Passing data across callbacks in ThreadPoolExecutor

Thu Feb 18 14:06:29 EST 2016

On Thur, Feb 17, 2016 at 9:24 AM, Ian Kelly <ian.g.kelly at gmail.com> wrote:
>> What is the pattern for chaining execution of tasks with ThreadPoolExecutor?
>> Callbacks is not an adequate facility as each task I have will generate new output.
>
> Can you specify in more detail what your use case is?
>
> If you don't mind having threads sitting around waiting, you can just
> submit each chained task at the start and have each task wait on the
> futures of its dependencies. The advantage of this is that it's easy
> to conceptualize the dependency graph of the tasks. The disadvantage
> is that it eats up extra threads. You'll probably want to increase the
> size of the thread pool to handle the waiting tasks (or use a separate
> ThreadPoolExecutor for each chained task).

The thing with callbacks is each one gets the original tasks result. So the
callback can't pass a new task result up and/or cancel the task "set".

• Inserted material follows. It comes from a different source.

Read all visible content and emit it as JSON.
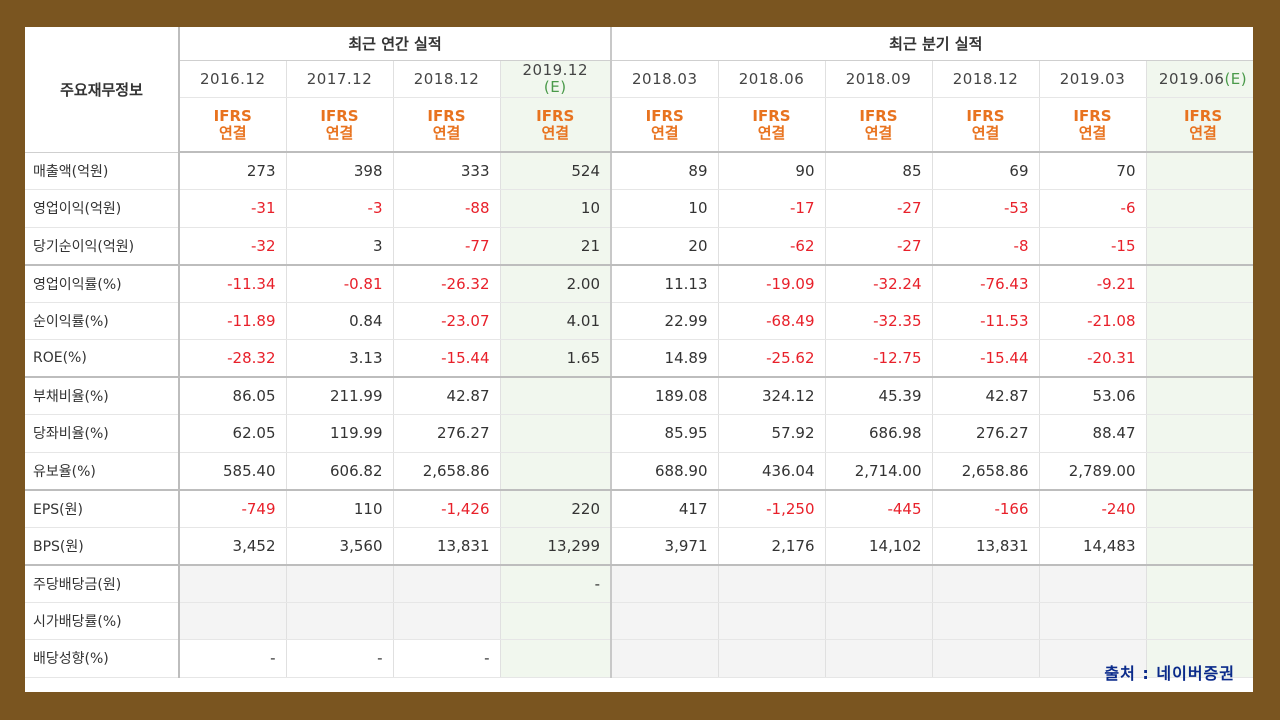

> Otherwise, is there some reason you can't use multiple callbacks, one
> to handle the task's output and one to submit the chained task?
> 
> E.g.:
> 
> def chain_task2(input, f2):
>     f2 = executor.submit(task2, input, f2.result())
>     f2.add_done_callback(handle_task2_done)
> 
> f1 = executor.submit(task1, input)
> f1.add_done_callback(handle_task1_done)
> f1.add_done_callback(functools.partial(chain_task2, input))

Closing over the executer instance seems potentially race'y. What happens when
the last task finishes and the executer checks (locking the queue) and the task also
wants to add more work. I'll check the source, but I had hoped for a more succinct way.

Thanks,
jlc